Zum Glück stand gleich nebenan der Zug des Letzten Kleinods. Und kaum war der letzte Mensch darin verschwunden, ging ein Unwetter hernieder, als wäre das Ende der Welt gekommen. Ein anderes Mal wurde das Ensemble von einer Sommersturmflut überrascht, erinnert sich Siemssen. Der gebürtige Bremerhavener ist ein echter Norddeutscher, Humor: ultratrocken, so leicht bringt ihn nichts aus der Ruhe. Aber im Grunde habe es in den 23 oder 24 Jahren, die er jetzt Theater macht, sowieso nicht mehr als drei Vorstellungen gegeben, die unter- oder abgebrochen werden mussten. Was schon ein kleines Wunder ist, in Norddeutschland, wo Das Letzte Kleinod am häufigsten spielt – fast immer draußen.

Seit 1991 betreibt Jens-Erwin Siemssen Das Letzte Kleinod, inszeniert mit wechselnden Ensembles hauptsächlich dokumentarische Stücke.

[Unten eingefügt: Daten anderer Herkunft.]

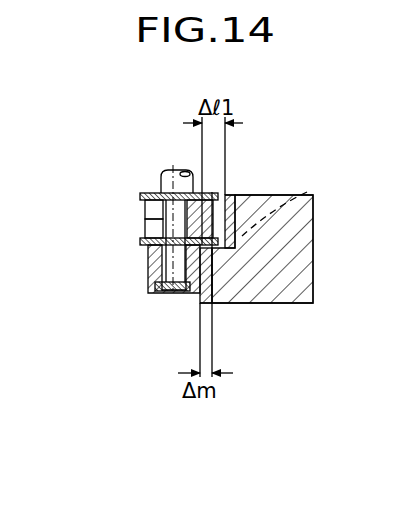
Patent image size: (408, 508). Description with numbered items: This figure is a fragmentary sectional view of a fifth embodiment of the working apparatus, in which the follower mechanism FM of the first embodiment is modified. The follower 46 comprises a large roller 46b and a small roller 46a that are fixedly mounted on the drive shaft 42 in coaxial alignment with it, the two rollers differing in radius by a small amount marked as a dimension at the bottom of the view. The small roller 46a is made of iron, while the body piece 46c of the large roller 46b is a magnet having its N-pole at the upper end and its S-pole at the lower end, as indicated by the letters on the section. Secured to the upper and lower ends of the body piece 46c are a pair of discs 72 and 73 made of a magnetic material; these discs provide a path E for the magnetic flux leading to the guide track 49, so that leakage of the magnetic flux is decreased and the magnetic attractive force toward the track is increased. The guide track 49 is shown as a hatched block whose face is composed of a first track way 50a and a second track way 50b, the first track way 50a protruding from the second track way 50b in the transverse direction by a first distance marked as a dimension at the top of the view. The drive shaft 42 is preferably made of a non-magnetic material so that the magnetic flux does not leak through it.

The drive shaft 42 is at (161, 183).
The upper disc 72 is at (148, 194).
The follower 46 is at (138, 294).
The small roller 46a is at (150, 275).
The large roller 46b is at (143, 216).
The body piece 46c is at (146, 229).
The lower disc 73 is at (148, 246).
The guide track 49 is at (305, 250).
The first track way 50a is at (193, 273).
The second track way 50b is at (224, 207).
The path for magnetic flux E is at (307, 192).
The follower mechanism FM is at (167, 355).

Bühnen, ganz normale Bühnen, interessieren ihn dabei nicht. Was ihn interessiert, sind Orte – und Geschichten, die das Leben schreibt, was, zugegeben, trivial klingt, aber es bei Siemssen nie ist. Vielmehr trifft er mitunter dort hin, wo es schmerzt. Manchmal körperlich, wenn das Publikum den ostfriesischen Sommer überschätzt und sich tief in die von Kleinod in weiser Voraussicht bereitgestellten Schlafsäcke eingräbt. Manchmal seelisch, wenn die Schicksale, die Siemssen erzählt, an fast vergessene Qualen erinnern, wie in „Exodus“, einem Stück über die menschenunwürdige Schiffsreise von 4500 aus deutschen Konzentrationslagern befreiten Juden, die 1947 auf einem ehemaligen Vergnügungsdampfer von Marseille nach Palästina fuhren, von dort jedoch unter Waffengewalt und den entsetzten Blicken der Weltpresse auf britischen Gefangenenschiffen wieder nach Deutschland gebracht wurden, wo sie in Kasernen Unterschlupf fanden, bis sie dann doch noch ins Gelobte Land gelangten. Eine Geschichte, die Das Letzte Kleinod in diesem Sommer aufführte, nachdem die Proben im Frühjahr in der Nähe von Haifa in einem zur Gedenkstätte umgewidmeten ehemaligen Lager für illegale Einwanderer stattgefunden hatten.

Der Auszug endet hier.